“Tanda iman adalah kesejukan. Tapi jangan jadikan kesejukan itu tujuan.”
Iman adalah keyakinan. Iman adalah pembenaran. Pembenaran tentang keberadaan sebuah hakikat yang tak tampak oleh mata, tak terdengar oleh telinga, melainkan hanya tanda-tandanya saja. Tanda-tanda ini nyata, namun para beriman tak pernah berhenti—apalagi terjebak—dengannya. Sebab segala tanda fana adanya.
Sebab yakin dan membenarkan, maka para beriman selalu merasakan kesejukan, apapun keadaan. Di kala susah, ia bersabar, sebab kesusahan hanyalah apa yang tampak oleh mata.

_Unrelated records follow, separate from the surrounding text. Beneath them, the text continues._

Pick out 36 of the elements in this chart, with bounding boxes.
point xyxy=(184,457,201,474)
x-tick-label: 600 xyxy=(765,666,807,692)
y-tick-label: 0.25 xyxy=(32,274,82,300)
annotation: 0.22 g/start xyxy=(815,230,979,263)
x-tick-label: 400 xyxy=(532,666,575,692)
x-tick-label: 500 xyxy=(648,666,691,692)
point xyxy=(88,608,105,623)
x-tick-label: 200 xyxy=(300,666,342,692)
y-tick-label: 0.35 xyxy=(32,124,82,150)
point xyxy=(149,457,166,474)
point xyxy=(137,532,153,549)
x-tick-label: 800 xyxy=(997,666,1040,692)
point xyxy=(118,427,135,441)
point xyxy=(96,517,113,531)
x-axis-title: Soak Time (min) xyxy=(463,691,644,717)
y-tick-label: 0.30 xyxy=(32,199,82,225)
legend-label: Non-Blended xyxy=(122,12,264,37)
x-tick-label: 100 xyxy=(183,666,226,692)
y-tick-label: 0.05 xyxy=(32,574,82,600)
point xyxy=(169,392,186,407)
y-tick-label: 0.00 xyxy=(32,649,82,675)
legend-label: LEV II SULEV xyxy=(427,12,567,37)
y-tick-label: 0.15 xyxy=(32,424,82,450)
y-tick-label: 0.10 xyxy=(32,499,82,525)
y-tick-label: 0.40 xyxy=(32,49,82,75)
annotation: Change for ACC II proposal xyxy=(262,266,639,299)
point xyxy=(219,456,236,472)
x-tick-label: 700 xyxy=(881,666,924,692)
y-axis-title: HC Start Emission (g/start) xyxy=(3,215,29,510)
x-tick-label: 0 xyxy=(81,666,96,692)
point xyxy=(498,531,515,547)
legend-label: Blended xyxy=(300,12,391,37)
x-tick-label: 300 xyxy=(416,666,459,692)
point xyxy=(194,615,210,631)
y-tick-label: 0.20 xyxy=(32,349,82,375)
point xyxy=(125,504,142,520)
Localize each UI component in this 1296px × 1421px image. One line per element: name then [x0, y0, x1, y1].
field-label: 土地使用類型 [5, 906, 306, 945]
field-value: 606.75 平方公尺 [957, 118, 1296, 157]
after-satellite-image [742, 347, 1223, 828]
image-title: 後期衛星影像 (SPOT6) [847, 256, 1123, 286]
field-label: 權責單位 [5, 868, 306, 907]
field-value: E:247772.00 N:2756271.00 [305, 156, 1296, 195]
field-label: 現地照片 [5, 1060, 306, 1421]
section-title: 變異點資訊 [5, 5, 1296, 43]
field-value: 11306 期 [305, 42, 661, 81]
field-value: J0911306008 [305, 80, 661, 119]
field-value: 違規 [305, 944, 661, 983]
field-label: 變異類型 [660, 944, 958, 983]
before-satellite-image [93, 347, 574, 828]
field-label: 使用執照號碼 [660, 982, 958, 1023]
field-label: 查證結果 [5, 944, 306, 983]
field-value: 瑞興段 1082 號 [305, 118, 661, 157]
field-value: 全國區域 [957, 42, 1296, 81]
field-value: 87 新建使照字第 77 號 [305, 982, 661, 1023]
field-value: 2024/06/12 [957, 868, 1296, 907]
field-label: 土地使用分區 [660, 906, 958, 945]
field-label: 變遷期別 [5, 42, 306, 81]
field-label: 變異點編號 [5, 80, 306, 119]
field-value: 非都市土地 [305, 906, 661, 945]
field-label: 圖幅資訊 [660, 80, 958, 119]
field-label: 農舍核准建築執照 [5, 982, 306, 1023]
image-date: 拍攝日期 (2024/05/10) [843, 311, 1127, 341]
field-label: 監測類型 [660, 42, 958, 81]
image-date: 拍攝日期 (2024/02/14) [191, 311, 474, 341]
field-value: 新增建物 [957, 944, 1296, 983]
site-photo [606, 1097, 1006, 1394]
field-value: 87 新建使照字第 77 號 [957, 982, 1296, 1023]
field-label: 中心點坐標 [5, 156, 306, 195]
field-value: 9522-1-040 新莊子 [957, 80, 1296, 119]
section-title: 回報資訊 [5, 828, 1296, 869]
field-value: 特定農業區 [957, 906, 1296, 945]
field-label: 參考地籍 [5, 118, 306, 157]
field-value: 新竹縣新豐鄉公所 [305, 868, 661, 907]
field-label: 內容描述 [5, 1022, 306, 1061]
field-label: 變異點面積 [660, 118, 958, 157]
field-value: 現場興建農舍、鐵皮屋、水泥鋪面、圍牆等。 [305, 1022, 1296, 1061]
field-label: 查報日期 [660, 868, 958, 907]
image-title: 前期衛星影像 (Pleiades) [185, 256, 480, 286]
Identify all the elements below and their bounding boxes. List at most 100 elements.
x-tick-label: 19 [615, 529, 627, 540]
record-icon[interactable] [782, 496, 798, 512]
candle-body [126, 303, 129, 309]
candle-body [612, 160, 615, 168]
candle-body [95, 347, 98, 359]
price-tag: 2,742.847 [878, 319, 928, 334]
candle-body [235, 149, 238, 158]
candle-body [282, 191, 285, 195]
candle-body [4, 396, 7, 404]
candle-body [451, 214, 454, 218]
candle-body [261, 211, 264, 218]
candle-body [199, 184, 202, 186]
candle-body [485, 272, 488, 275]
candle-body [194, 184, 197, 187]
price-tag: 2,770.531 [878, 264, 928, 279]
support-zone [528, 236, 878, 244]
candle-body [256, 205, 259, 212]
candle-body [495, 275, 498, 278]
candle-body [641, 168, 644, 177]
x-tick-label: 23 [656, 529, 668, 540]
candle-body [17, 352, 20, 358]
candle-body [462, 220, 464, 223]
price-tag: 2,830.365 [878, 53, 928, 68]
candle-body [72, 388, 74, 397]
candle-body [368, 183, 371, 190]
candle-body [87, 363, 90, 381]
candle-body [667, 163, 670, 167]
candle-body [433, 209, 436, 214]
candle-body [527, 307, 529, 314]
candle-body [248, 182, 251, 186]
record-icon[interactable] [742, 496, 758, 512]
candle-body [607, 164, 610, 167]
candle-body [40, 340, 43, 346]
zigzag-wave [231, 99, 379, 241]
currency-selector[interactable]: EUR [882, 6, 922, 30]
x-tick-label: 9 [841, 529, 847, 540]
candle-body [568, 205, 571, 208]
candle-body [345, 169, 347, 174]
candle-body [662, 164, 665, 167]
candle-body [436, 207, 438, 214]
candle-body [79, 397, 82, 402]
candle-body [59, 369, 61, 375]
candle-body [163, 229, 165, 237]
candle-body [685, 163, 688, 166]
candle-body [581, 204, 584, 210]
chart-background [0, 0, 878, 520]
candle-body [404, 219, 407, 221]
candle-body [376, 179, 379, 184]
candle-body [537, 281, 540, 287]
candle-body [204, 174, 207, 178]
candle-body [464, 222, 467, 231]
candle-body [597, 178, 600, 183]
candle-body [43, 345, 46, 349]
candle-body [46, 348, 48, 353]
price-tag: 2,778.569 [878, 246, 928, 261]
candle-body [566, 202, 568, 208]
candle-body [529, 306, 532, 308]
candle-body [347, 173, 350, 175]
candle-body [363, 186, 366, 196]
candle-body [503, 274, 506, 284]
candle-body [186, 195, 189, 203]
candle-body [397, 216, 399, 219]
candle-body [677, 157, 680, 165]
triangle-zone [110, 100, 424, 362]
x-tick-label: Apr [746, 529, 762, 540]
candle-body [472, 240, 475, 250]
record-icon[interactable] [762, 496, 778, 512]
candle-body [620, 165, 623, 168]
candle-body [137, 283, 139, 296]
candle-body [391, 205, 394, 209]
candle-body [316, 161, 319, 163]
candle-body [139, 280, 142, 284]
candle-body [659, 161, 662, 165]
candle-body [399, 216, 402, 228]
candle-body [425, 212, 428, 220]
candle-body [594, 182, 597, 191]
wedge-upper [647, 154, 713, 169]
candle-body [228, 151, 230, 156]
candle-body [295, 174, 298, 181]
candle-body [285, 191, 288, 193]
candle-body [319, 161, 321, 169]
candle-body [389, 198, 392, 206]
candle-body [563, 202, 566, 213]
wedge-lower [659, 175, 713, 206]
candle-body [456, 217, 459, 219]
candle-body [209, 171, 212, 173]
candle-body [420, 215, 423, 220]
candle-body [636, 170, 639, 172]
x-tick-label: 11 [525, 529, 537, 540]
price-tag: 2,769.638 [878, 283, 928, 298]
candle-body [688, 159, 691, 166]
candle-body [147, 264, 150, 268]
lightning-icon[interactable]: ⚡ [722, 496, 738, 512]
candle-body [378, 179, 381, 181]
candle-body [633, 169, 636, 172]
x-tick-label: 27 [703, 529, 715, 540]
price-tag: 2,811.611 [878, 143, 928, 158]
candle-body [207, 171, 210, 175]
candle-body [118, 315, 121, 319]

Yakinlah bahwa kesulitan yang disabari adalah lumbung kebaikan tiada henti bekal di hari akhir nanti.
Begitu pun di kala senang, ia bersyukur, sebab kesenangan pun hanyalah apa yang tampak oleh mata. Ia tak lebih teramat sementara. Yakinlah bahwa setiap kesenangan kan dimintai pertanggung jawaban, maka mensyukurinya pun adalah lumbung kebaikan pula.
Kalau begini caranya, lalu bagaimana para beriman tidak senantiasa berada dalam kesejukan? Namun tetap lah berhati-hati, sebab kesejukan pun, acapkali semata ujian kemudahan. Sebab sejuk, maka terjebak lah kita tuk membangun iman, demi kesejukan itu semata. Itu boleh, tak salah. Hanya berhentinya seseorang di titik itu, mungkin menghentikannya dari pertemuan puncak sebagai hambaNya kelak. Bahkan bahayanya lagi, ia berpotensi merubuhkan bangunan keikhlasan yang telah ada. Sebuah bangunan yang kan menentukan berat tidaknya nilai amalan di hadapan Tuhan.
Benar, wahai diri, bahwa iman itu nikmat. Iman itu sejuk. Nikmatilah kesejukan itu. Lalu lanjutkanlah perjalananmu. Teguhkanlah pada tujuan penciptaanmu, semata-mata pengabdian. Sebab hidupmu kan tetap selamat, meski tak merasakan kesejukan, jikalau setiap detik kau jadikan hanya sebagai pengabdian.